The Department of Psychology
Media Psychology and the Media Psychology Lab
Director - Dr. Stuart Fischoff; Research Coordinator - Jarod Young
The nation's first Media Psychology Lab opened in January, 1996 at Cal State University, Los Angeles, under the direction of Dr. Stuart Fischoff. Dr. Fischoff is the Senior Editor of the Journal of Media Psychology and founding President of Division 46 (Media) of APA in 1986. He instituted the nation's first course in Media Psychology at CSLA in 1990.
Currently there are three research projects either in development or underway with the students of media psychology at Cal State. One, a follow-up of previous research conducted in 1992, concerns the influence of film production creative elements such as storyline/plot, actors, cinematography, direction, writing, etc. on an individual's considering a film one of their all-time favorites.
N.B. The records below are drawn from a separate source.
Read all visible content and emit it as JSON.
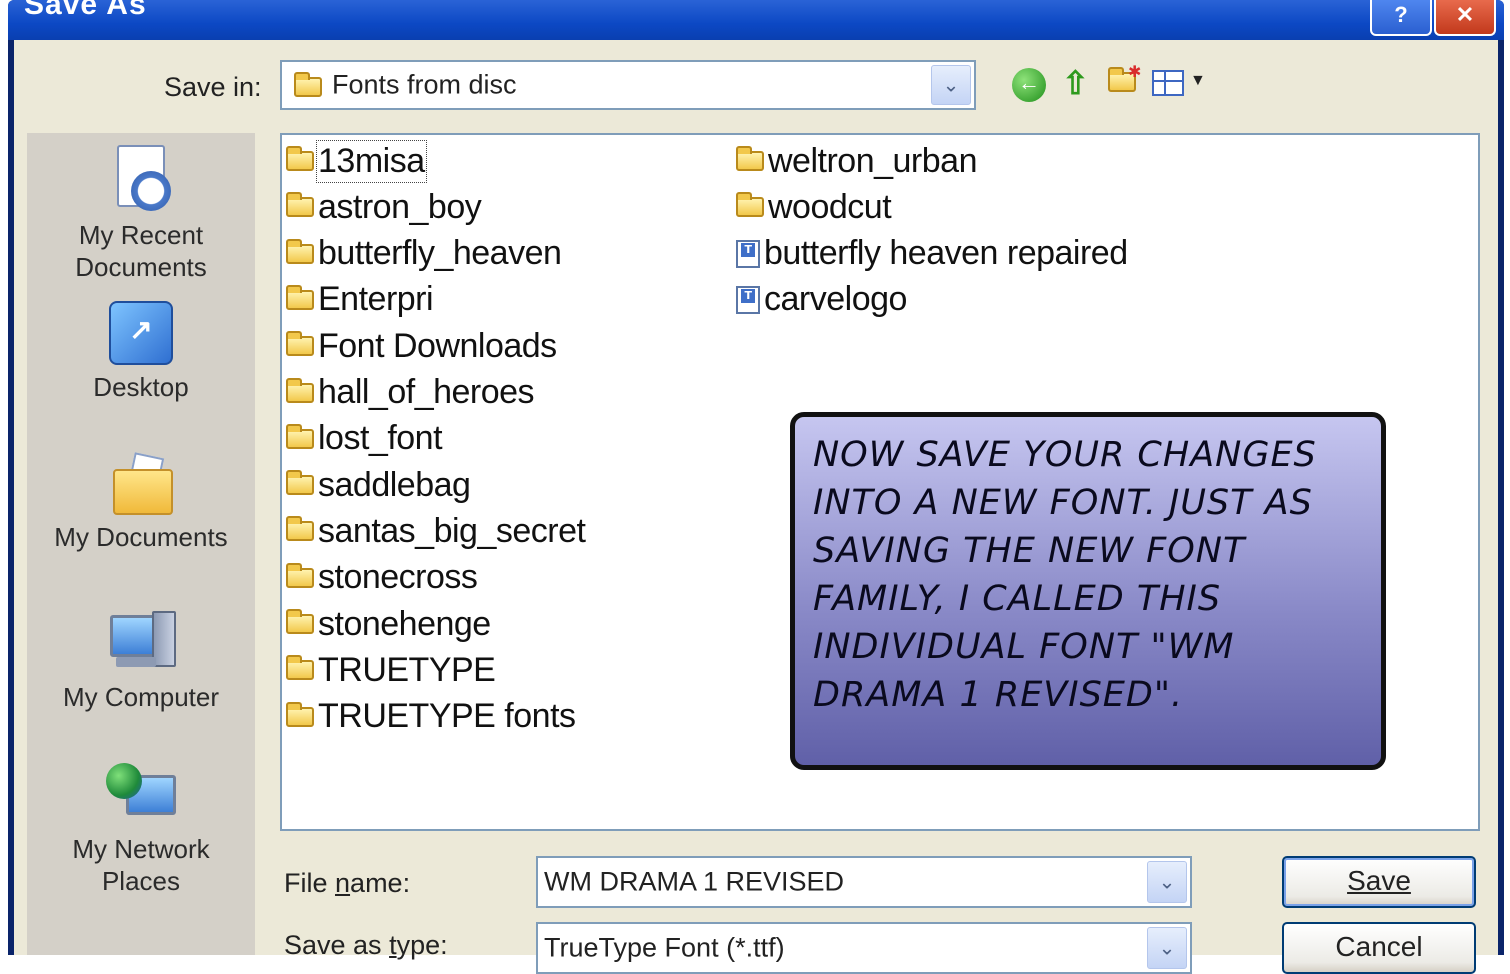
{
  "window": {
    "title": "Save As"
  },
  "toolbar": {
    "save_in_label": "Save in:",
    "save_in_value": "Fonts from disc",
    "icons": [
      "back-icon",
      "up-folder-icon",
      "new-folder-icon",
      "views-menu-icon"
    ]
  },
  "places": [
    {
      "label": "My Recent Documents",
      "icon": "recent-documents-icon"
    },
    {
      "label": "Desktop",
      "icon": "desktop-icon"
    },
    {
      "label": "My Documents",
      "icon": "my-documents-icon"
    },
    {
      "label": "My Computer",
      "icon": "my-computer-icon"
    },
    {
      "label": "My Network Places",
      "icon": "network-places-icon"
    }
  ],
  "files": {
    "column1": [
      {
        "name": "13misa",
        "type": "folder",
        "selected": true
      },
      {
        "name": "astron_boy",
        "type": "folder"
      },
      {
        "name": "butterfly_heaven",
        "type": "folder"
      },
      {
        "name": "Enterpri",
        "type": "folder"
      },
      {
        "name": "Font Downloads",
        "type": "folder"
      },
      {
        "name": "hall_of_heroes",
        "type": "folder"
      },
      {
        "name": "lost_font",
        "type": "folder"
      },
      {
        "name": "saddlebag",
        "type": "folder"
      },
      {
        "name": "santas_big_secret",
        "type": "folder"
      },
      {
        "name": "stonecross",
        "type": "folder"
      },
      {
        "name": "stonehenge",
        "type": "folder"
      },
      {
        "name": "TRUETYPE",
        "type": "folder"
      },
      {
        "name": "TRUETYPE fonts",
        "type": "folder"
      }
    ],
    "column2": [
      {
        "name": "weltron_urban",
        "type": "folder"
      },
      {
        "name": "woodcut",
        "type": "folder"
      },
      {
        "name": "butterfly heaven repaired",
        "type": "truetype-file"
      },
      {
        "name": "carvelogo",
        "type": "truetype-file"
      }
    ]
  },
  "callout": {
    "text": "Now save your changes into a new font. Just as saving the new font family, I called this individual font \"WM Drama 1 Revised\"."
  },
  "form": {
    "file_name_label": "File name:",
    "file_name_value": "WM DRAMA 1 REVISED",
    "save_type_label": "Save as type:",
    "save_type_value": "TrueType Font (*.ttf)"
  },
  "buttons": {
    "save": "Save",
    "cancel": "Cancel"
  },
  "colors": {
    "titlebar": "#0c48c4",
    "dialog_bg": "#ece9d8",
    "callout_bg": "#8a8ac8",
    "list_border": "#7f9db9"
  }
}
The survey research will also look into whether or not there are factors (roughly equivalent to Jung's notion of archetypes) that influence a film's popularity as favorite or memorable one and the extent to which viewer autobiographic resonances also contribute to a film's designation as an all-time favorite. Comparisons across age, gender and ethnicity will be made insofar as previous research by Dr. Fischoff has shown these demographics to yield significant differences.
A second research project concerns an experimental investigation of how ethnic/racial/cultural stereotypes are formed, maintained and changed through various mass media. Through the use of specially produced TV and print news stories, the study will compare the ease of positive or negative stereotype formation in both media, the ease or difficulty of changing a positive or negative group stereotype formed in one medium through input from a different medium and, whether or not electronic or visual media like TV or film dominate all other media in terms of determining impact. This research has particular relevance in contemporary society in that much of the education in schools and universities seeks to provide more complex explanations of the frequent destructive value or fallaciousness of group stereotypes via print media because research has consistently shown that exploring complex ideas via film or video is less than optimal. It may be that emotion-driven stereotypes require emotion-appealing visual input for effective change and that print discourse is relatively ineffectual in this regard.
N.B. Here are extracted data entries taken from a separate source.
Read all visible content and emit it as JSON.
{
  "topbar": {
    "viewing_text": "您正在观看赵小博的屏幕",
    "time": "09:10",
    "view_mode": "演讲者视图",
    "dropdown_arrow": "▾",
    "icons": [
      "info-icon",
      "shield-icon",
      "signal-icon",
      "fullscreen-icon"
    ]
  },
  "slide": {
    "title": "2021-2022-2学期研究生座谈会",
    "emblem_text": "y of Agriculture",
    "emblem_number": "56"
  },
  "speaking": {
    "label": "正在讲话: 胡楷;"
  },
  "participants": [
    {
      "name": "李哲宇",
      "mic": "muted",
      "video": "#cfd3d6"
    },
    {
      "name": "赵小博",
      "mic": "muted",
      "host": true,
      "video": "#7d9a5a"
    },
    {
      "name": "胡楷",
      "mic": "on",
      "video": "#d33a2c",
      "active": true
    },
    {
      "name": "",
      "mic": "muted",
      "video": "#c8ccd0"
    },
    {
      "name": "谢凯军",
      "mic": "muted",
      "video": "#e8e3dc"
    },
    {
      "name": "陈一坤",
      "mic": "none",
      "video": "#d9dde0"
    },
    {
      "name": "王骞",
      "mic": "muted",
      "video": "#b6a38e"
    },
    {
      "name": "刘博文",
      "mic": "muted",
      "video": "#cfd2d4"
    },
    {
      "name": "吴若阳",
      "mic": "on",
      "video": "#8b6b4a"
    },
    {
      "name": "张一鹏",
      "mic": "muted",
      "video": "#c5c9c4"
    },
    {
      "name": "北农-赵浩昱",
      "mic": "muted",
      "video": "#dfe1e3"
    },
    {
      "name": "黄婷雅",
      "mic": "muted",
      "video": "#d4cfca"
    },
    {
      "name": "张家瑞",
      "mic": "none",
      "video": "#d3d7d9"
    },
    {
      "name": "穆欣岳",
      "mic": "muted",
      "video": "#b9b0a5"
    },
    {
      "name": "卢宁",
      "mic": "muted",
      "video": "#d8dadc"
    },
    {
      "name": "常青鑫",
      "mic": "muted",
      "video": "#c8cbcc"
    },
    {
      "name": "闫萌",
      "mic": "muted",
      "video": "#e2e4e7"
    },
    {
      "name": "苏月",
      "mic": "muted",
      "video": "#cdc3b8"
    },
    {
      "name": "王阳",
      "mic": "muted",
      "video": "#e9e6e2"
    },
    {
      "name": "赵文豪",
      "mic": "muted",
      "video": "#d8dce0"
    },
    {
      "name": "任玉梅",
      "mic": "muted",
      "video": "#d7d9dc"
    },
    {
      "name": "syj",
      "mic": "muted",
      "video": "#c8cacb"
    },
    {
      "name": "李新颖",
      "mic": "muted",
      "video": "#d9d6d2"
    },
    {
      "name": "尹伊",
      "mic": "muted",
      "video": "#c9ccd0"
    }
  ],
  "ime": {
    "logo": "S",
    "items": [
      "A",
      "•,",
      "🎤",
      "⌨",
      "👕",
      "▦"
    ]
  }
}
Presently completing research on what various racial/ethnic groups find offensive to their own racial/ethnic group in Hollywood films. Data from a nation-wide sample of respondents reveals that different demographic groups focus on different categories of film portrayals offenses. For example, Blacks are most offended by criminal stereotypes, Asians are most offended by martial arts stereotypes while Hispanics are most sensitive to low aptitude portrayals. Results will be presented at the annual convention of the American Psychological Association Convention in Boston in 1999.
Students participating in this research are both male and female graduate and undergraduate students at Cal State Los Angeles and represent a wide diversity of racial, ethnic and cultural backgrounds. Their creative input into the research questions, experimental design and data collection, as well as the diversity of students, faculty and staff at Cal State which will constitute the dominant research pool of subjects and respondents, provides an important methodological assurance: It will guarantee that the media research results will strongly represent the diversity of opinion, attitudes, values and behaviors of our increasingly multi-cultural society rather than continue the tradition of having most of such research reflect primarily a dominant racial or ethnic group.